Single by LL Cool J featuring The-Dream

from the album Exit 13
- Released: July 22, 2008
- Recorded: 2008
- Genre: Hip hop; R&B;
- Length: 4:07
- Label: Def Jam
- Songwriters: James Smith; Terius Nash; Christopher Stewart;
- Producer: Tricky Stewart

LL Cool J singles chronology
| "Cry" (2008) | "Baby" (2008) | "Feel My Heart Beat" (2008) |

The-Dream singles chronology
| "Please Excuse My Hands" (2008) | "Baby" (2008) | "Cookie Jar" (2008) |

= Baby (LL Cool J song) =

"Baby" is the third single from American rapper LL Cool J's twelfth album, Exit 13. It features R&B singer The-Dream, who co-wrote and produced the song alongside record producer Tricky Stewart.

==Music video==
The music video, directed by Benny Boom, premiered on FNMTV on July 11, 2008. In the video, they are at a party. LL spots a girl, played by Nicole Fiscella, and throughout the video, it shows him and the girl in a car and a store.

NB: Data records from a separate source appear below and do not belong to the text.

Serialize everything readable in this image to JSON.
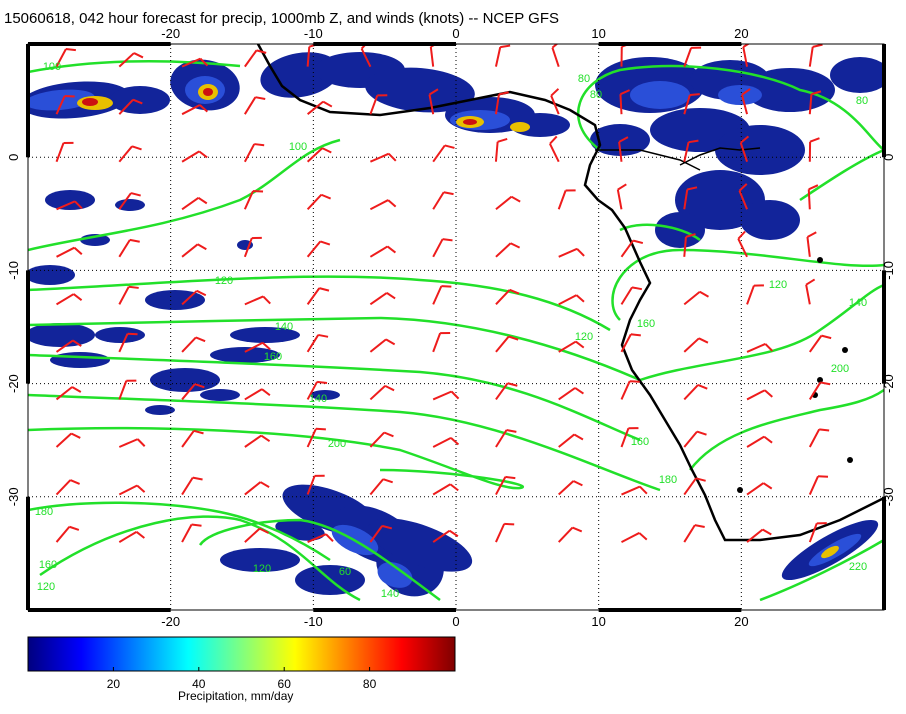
{
  "title": "15060618, 042 hour forecast for precip, 1000mb Z, and winds (knots) -- NCEP GFS",
  "map": {
    "lon_ticks": [
      "-20",
      "-10",
      "0",
      "10",
      "20"
    ],
    "lat_ticks": [
      "0",
      "-10",
      "-20",
      "-30"
    ],
    "lon_range": [
      -30,
      30
    ],
    "lat_range": [
      -40,
      10
    ],
    "grid": "dotted",
    "colors": {
      "contour": "#22e02a",
      "wind_barb": "#ee1c1c",
      "coast": "#000000"
    },
    "contour_labels": [
      "100",
      "100",
      "80",
      "80",
      "80",
      "120",
      "140",
      "160",
      "120",
      "120",
      "140",
      "160",
      "180",
      "200",
      "200",
      "180",
      "160",
      "120",
      "140",
      "160",
      "220",
      "140",
      "120",
      "60"
    ]
  },
  "colorbar": {
    "ticks": [
      "20",
      "40",
      "60",
      "80"
    ],
    "range": [
      0,
      100
    ],
    "label": "Precipitation, mm/day"
  }
}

The-Dream and LL Cool J stand back to back during The-Dream's verse.

==Responses and samples==
Rapper Chamillionaire released a skit entitled "Not Your Baby". His song "Answer Machine 3", on his Mixtape Messiah 4 album, sampled "Baby"'s instrumental.

==Charts==

===Weekly charts===

| Chart (2008) | Peak position |
|---|---|
| UK Singles (Official Charts) | 56 |
| US Billboard Hot 100 | 52 |
| US Pop 100 (Billboard) | 75 |
| US Hot R&B/Hip-Hop Songs (Billboard) | 22 |
| US Hot Rap Songs (Billboard) | 10 |
| US Rhythmic Airplay (Billboard) | 18 |

===Year-end charts===

| Chart (2008) | Position |
|---|---|
| US Hot R&B/Hip-Hop Songs (Billboard) | 92 |

==Release==
iTunes started a type of Countdown to Exit 13. The first release was Baby featuring The-Dream and the second release was the rock remix of "Baby" featuring Richie Sambora.

==Rock Remix==
The rock remix of "Baby" featuring Richie Sambora is the official remix of the song, and the remix is in the album as the 8th track.